Po kilkunastu minutach wstał i zaczął krążyć po pomieszczeniu. Jerzy przesunął za nim wzrokiem, obserwując dokładnie poczynania młodszego mężczyzny. Ten oglądał sobie jego pokój, przechodził przy szafkach, brał do rąk świeczki… Panoszył się. Rozpraszał Jerzego.
– Dlaczego ich nie palisz? – zapytał w pewnym momencie, odkładając jedną ze świeczek na regał. – Jak byłem kilka razy w twoim gabinecie, zawsze się paliły – dodał, przerzucając spojrzenie na Gosa. – To twoja przestrzeń, możesz ją sobie zaaranżować, jak chcesz, nie musi tu być tak… pusto. – Jurek zapatrzył się na niego w zamyśleniu.
– Nie planuję się tutaj zadomowić. Myślisz że co, będę sobie tutaj zadowolony spędzał czas?
– Dlaczego nie? – Łukasz zmarszczył brwi. – Chyba lepiej spędzać tu czas będąc zadowolonym niż niezadowolonym? – zapytał retorycznie, na powrót zbliżając się do biurka. – Kawa i herbata też jest ogólnie dostępna, nie musisz tu siedzieć jak w więzieniu.
– Czyżby? A mi się wydaję, że właśnie muszę, bo, jak mi to pokazałeś chwilę wcześniej, nie chcesz mnie wypuścić.
– Nie chcę cię zwolnić. Nie każę ci siedzieć zamkniętemu w pustych, czterech ścianach – odparł, opierając ręce na biurku.
– Nie siedzę tu zamknięty – sapnął, przyciskając rysik zdecydowanie mocniej niżby należało. Zrobił na rysunku dużą plamę. Dobrze, że nie była to zwykła kartka, bo inaczej całość poszłaby już do kosza.
– Naprawdę? – zakpił Łukasz, a ten ironiczny ton od razu podwyższył Jerzemu ciśnienie.
– Czego tutaj chcesz, co? – warknął, odkładając długopis na biurko.
– Chcę, żebyś nie traktował tego jak największe zło. Daję ci tyle swobody, staram się nie wtrącać…
– Pieprzysz. Prowokujesz mnie na każdym kroku, zapomniałeś już jak wyglądało nasze czwartkowe spotkanie z tym… z tym…?
– Pedałem? – podsunął mu Łukasz cynicznie. – Ciotą? Cztery cioty i ty, to musiało być za dużo dla twoich biednych nerwów.
– Ty za to bawiłeś się doskonale – odszczeknął się.
– Tak, dobrze się bawiłem. Lubię kiedy jesteś taki waleczny – przyznał, a jego kąciki ust uniosły się w chytrym uśmiechu. Jerzy parsknął.
– Cudownie.
– Muszę cię zaangażować w więcej takich spotkań… – Zamyślił się. Ich spojrzenia znowu się spotkały, siłując się ze sobą.

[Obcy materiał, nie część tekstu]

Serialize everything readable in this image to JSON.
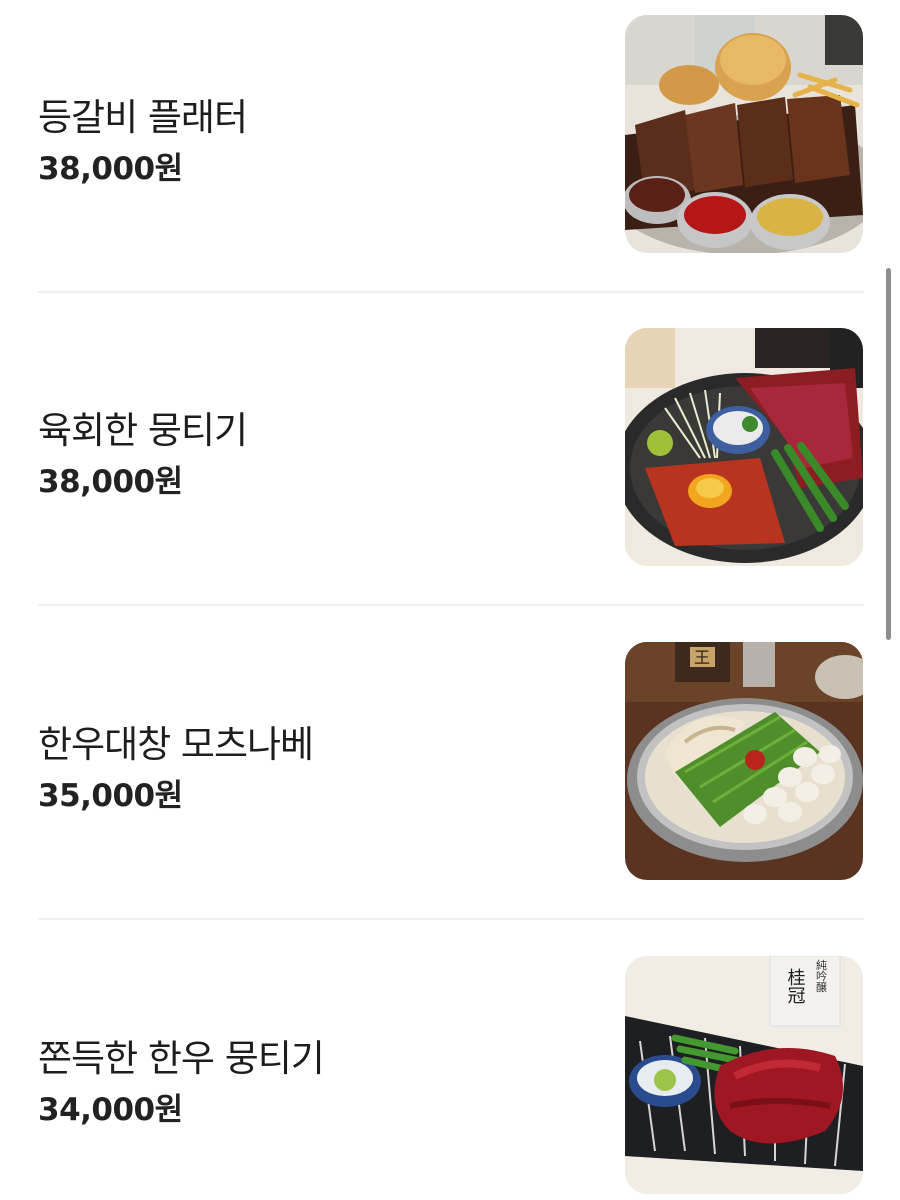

– W końcu źle na tym wyjdziesz – ostrzegł go.
– Bez ryzyka nie ma zabawy.
Także mam nadzieję, że i ten rozdział Wam się spodobał, mimo że nie ma w nim Janka, a zamiast niego jest jakaś jedno-nocna kochanka, matka, która jest raczej niestrawna, no i Łukasz... Łukasza też już dawno nie było, a nikt nie działała tak destrukcyjnie na Jerzego, jak on... Chociaż Jerzy to chyba już sam na siebie działa destrukcyjnie.